1. Edit individual section files directly
2. OR edit original, delete sharded folder, re-shard
3. Don't manually edit index.md

## Examples

### Example 1: Large PRD

**Scenario:** 15-epic project, PRD is 45k tokens

**Before Sharding:**

```
Every workflow loads entire 45k token PRD
Architecture workflow: 45k tokens
UX design workflow: 45k tokens
```

**After Sharding:**

```bash
/shard-doc
Source: docs/PRD.md
Destination: docs/prd/

Created:
  prd/index.md
  prd/overview.md (3k tokens)
  prd/functional-requirements.md (8k tokens)
  prd/non-functional-requirements.md (6k tokens)
  prd/user-personas.md (4k tokens)
  ...additional FR/NFR sections
```

**Result:**

```
Architecture workflow: Can load specific sections needed
UX design workflow: Can load specific sections needed
Significant token reduction for large requirement docs!
```

### Example 2: Sharding Epics File

**Scenario:** 8 epics with detailed stories, 35k tokens total

```bash
/shard-doc
Source: docs/bmm-epics.md
Destination: docs/epics/

Created:
  epics/index.md
  epics/epic-1.md
  epics/epic-2.md
  ...
  epics/epic-8.md
```

**Efficiency Gain:**

```
Working on Epic 5 stories:
  Old: Load all 8 epics (35k tokens)
  New: Load epic-5.md only (4k tokens)
  Savings: 88% reduction
```

### Example 3: Architecture Document

**Scenario:** Multi-layer system architecture, 28k tokens

```bash
/shard-doc
Source: docs/architecture.md
Destination: docs/architecture/

Created:
  architecture/index.md
  architecture/system-overview.md
  architecture/frontend-architecture.md
  architecture/backend-services.md
  architecture/data-layer.md
  architecture/infrastructure.md
  architecture/security-architecture.md
```

**Benefit:** Code-review workflow can reference specific architectural layers without loading entire architecture doc.
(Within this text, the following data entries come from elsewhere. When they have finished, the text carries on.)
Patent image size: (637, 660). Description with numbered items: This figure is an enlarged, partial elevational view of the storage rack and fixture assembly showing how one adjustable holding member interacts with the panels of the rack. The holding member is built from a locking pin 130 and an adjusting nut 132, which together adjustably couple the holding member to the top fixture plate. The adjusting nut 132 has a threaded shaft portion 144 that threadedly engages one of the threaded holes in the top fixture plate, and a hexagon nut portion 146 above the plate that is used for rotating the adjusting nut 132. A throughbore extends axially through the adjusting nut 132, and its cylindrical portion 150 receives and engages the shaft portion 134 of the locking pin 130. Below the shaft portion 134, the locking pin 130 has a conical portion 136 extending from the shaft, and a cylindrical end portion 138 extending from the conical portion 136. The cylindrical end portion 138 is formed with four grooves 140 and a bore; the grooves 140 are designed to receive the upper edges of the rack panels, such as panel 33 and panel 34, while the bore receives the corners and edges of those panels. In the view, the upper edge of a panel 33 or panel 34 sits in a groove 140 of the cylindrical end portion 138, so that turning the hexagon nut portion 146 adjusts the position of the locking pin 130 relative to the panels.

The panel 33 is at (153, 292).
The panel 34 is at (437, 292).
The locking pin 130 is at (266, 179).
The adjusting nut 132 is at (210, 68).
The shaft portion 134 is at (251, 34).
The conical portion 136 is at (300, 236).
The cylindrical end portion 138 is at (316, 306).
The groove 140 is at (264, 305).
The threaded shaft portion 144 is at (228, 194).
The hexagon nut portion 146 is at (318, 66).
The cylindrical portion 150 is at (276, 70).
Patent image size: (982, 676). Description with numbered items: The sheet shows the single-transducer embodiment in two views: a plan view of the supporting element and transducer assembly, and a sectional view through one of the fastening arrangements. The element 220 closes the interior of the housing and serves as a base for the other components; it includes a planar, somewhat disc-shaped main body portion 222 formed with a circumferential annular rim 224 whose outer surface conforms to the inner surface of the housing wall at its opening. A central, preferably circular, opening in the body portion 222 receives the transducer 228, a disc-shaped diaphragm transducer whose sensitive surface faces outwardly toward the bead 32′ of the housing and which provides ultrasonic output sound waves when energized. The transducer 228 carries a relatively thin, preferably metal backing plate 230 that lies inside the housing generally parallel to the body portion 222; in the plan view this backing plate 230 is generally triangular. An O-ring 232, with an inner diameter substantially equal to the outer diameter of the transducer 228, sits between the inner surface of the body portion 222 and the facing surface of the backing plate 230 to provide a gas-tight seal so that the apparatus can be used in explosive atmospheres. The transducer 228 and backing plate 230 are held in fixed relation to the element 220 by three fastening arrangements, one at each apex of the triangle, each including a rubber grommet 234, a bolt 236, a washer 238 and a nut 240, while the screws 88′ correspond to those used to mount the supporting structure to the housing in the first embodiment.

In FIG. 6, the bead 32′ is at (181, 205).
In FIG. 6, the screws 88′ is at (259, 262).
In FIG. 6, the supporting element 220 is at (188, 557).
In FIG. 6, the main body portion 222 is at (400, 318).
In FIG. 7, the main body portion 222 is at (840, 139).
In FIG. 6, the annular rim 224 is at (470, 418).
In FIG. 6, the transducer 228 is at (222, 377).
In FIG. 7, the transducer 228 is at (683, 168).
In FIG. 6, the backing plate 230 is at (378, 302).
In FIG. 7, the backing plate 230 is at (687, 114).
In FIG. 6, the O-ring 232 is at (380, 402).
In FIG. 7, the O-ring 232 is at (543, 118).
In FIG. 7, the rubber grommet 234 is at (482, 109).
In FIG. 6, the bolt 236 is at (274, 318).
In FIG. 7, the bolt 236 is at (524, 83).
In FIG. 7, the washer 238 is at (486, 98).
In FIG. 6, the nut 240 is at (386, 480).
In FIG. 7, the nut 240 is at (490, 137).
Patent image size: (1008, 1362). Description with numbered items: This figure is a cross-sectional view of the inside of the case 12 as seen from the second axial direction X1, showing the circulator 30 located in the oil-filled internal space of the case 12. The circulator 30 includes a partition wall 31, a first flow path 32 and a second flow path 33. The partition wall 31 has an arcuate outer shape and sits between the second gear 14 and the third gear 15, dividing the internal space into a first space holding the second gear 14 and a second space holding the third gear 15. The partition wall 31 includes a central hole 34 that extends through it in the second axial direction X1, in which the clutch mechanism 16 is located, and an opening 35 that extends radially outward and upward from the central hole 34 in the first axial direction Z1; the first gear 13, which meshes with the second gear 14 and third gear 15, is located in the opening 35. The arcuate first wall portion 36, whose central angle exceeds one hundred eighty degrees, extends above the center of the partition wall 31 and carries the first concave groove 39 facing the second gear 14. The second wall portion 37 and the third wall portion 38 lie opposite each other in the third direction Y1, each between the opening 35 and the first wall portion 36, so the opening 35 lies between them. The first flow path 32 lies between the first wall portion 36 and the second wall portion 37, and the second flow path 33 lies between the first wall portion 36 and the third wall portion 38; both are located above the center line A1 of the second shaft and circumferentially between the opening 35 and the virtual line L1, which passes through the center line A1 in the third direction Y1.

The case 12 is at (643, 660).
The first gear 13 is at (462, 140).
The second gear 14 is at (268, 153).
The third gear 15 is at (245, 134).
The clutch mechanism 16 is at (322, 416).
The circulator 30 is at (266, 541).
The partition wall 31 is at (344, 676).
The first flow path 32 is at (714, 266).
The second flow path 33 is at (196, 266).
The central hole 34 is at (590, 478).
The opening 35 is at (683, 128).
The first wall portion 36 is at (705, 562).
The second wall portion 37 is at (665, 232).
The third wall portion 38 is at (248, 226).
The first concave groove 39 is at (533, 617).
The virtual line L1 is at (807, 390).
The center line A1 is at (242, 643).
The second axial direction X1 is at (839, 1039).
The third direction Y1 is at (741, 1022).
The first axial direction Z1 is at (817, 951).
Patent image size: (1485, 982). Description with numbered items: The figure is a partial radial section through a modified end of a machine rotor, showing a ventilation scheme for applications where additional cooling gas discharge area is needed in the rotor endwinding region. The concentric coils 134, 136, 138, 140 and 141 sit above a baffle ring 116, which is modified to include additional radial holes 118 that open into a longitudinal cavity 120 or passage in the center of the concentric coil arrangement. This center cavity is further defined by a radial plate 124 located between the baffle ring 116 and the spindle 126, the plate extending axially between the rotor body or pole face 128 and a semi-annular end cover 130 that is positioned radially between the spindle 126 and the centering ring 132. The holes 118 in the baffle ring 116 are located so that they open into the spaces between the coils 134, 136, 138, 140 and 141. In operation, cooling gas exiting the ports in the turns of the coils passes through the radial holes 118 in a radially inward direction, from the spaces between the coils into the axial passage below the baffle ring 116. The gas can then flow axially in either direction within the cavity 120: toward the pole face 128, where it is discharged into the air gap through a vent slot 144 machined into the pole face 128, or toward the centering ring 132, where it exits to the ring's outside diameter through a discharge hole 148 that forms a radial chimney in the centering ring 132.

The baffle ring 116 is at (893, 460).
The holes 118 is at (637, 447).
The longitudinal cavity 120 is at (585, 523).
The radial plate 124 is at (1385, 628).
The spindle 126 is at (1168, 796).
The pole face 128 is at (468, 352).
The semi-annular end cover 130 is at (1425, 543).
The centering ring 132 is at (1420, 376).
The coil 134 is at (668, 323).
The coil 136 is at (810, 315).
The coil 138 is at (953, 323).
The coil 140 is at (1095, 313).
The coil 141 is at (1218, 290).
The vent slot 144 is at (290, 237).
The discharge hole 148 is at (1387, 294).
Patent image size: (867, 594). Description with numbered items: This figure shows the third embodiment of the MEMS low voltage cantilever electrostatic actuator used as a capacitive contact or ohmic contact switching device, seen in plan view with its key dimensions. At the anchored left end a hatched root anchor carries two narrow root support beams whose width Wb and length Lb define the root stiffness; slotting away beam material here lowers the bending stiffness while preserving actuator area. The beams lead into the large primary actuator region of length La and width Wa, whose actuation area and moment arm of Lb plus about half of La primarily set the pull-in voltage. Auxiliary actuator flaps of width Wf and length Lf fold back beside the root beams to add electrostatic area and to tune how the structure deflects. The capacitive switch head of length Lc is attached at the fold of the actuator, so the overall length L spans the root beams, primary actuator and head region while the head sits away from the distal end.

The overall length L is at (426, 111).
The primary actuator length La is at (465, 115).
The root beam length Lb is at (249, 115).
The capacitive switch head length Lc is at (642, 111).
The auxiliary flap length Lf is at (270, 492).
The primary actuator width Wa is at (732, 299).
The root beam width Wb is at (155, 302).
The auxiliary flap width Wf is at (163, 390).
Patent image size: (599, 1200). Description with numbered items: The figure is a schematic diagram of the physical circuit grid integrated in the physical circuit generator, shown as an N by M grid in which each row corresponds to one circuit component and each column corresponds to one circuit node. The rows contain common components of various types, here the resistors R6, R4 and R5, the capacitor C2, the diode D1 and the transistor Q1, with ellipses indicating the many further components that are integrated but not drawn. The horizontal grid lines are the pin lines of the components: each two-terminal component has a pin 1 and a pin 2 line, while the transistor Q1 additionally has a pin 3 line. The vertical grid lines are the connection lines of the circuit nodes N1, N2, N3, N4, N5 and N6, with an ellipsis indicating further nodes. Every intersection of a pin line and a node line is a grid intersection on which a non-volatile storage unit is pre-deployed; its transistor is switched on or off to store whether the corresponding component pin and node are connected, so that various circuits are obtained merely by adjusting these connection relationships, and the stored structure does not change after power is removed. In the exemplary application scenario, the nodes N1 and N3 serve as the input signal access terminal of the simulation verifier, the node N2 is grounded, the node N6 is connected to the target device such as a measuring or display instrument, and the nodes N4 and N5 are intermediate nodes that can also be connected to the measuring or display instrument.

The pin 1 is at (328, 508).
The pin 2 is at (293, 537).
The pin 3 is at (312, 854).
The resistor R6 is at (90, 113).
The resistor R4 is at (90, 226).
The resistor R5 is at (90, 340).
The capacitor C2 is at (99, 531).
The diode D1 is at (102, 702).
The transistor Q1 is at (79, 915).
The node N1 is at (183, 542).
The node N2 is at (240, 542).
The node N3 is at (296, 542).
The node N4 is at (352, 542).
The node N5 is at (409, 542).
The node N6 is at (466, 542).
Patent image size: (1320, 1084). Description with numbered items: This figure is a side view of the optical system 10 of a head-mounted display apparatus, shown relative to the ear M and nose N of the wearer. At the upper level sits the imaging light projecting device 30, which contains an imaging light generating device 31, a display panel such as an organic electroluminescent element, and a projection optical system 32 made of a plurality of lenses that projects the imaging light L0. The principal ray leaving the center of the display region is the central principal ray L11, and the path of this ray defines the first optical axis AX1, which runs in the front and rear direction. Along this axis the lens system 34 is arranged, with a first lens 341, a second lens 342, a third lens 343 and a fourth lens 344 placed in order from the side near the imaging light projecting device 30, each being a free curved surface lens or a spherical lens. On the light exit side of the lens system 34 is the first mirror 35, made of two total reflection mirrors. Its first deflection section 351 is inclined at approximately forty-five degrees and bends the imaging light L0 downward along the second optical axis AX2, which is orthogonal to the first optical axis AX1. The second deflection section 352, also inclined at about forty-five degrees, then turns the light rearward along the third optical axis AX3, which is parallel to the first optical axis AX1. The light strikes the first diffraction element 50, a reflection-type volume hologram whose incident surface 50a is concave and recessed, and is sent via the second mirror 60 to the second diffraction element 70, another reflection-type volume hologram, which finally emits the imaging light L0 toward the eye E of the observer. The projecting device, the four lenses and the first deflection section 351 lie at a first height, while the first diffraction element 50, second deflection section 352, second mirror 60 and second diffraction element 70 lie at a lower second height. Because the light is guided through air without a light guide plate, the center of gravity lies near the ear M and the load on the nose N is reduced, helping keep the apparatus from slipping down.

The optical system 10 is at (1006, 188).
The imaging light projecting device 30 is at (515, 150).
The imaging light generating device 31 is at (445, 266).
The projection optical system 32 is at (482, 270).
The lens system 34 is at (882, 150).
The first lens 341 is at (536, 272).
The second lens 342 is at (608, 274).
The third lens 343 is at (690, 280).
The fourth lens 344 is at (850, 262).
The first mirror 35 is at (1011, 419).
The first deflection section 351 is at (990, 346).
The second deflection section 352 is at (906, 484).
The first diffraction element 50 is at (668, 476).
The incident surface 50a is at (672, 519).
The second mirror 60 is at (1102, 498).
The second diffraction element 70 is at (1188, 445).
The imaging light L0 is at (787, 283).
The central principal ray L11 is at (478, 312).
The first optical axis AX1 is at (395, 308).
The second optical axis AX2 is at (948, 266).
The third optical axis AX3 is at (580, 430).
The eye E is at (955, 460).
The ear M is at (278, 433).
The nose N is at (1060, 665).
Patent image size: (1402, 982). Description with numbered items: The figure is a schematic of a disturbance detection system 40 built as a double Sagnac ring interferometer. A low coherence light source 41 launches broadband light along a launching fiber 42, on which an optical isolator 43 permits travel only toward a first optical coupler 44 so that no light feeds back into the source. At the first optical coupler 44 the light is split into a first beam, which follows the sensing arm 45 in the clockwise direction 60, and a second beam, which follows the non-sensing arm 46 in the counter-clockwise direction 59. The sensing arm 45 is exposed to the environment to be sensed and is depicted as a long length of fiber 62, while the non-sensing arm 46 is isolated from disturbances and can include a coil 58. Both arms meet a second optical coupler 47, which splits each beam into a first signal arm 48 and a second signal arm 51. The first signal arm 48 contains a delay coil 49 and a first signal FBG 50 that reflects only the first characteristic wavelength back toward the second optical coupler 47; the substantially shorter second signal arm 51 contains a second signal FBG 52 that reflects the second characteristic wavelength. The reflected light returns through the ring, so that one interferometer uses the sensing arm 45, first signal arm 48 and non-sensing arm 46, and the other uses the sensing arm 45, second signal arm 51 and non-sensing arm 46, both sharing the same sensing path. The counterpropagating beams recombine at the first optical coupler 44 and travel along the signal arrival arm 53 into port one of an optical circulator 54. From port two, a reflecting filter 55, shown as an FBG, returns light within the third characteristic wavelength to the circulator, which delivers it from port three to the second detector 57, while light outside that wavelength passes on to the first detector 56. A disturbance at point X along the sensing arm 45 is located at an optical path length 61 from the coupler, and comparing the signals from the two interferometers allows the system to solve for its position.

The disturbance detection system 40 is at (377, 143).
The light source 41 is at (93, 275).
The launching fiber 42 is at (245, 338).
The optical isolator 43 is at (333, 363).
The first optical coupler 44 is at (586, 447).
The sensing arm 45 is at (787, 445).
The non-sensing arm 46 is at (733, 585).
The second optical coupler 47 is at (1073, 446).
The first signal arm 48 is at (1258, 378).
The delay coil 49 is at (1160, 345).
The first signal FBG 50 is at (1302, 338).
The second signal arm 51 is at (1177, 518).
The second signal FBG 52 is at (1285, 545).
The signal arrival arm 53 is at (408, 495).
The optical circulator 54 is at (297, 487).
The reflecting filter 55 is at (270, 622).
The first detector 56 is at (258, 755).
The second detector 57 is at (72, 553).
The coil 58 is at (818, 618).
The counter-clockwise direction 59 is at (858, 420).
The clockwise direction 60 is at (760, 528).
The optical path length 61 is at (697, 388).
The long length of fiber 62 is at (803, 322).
## Custom Workflow Integration

### For Workflow Builders

When creating custom workflows that load large documents:

**1. Add input_file_patterns to workflow.yaml:**

```yaml
input_file_patterns:
  your_document:
    whole: '{output_folder}/*your-doc*.md'
    sharded: '{output_folder}/*your-doc*/index.md'
```

**2. Add discovery instructions to instructions.md:**

```markdown
## Document Discovery

1. Search for whole document: _your-doc_.md
2. Check for sharded version: _your-doc_/index.md
3. If sharded: Read index + ALL sections (or specific sections if selective load)
4. Priority: Whole document first
```

**3. Choose loading strategy:**

- **Full Load**: Read all sections when sharded
- **Selective Load**: Read only relevant sections (requires section identification logic)

### Pattern Templates

**Full Load Pattern:**

```xml
<action>Search for document: {output_folder}/*doc-name*.md</action>
<action>If not found, check for sharded: {output_folder}/*doc-name*/index.md</action>
<action if="sharded found">Read index.md to understand structure</action>
<action if="sharded found">Read ALL section files listed in index</action>
<action if="sharded found">Combine content as single document</action>
```

**Selective Load Pattern (with section ID):**

```xml
<action>Determine section needed (e.g., epic_num = 3)</action>
<action>Check for sharded version: {output_folder}/*doc-name*/index.md</action>
<action if="sharded found">Read ONLY the specific section file needed</action>
<action if="sharded found">Skip all other section files</action>
```

## Troubleshooting

### Common Issues

**Both whole and sharded exist:**

- Workflows will use whole document (priority rule)
- Delete or archive the one you don't want

**Index.md out of sync:**

- Delete sharded folder
- Re-run shard-doc on original

**Workflow can't find document:**

- Check file naming matches patterns (`*prd*.md`, `*epic*.md`, etc.)
- Verify index.md exists in sharded folder
- Check output_folder path in config

**Sections too granular:**

- Combine sections in original document
- Use fewer level 2 headings
- Re-shard

## Related Documentation

- [shard-doc Tool](../src/core/tools/shard-doc.xml) - Tool implementation
- [BMM Workflows Guide](../src/modules/bmm/workflows/README.md) - Workflow overview
- [Workflow Creation Guide](../src/modules/bmb/workflows/create-workflow/workflow-creation-guide.md) - Custom workflow patterns

---

**Document sharding is optional but powerful** - use it when efficiency matters for large projects!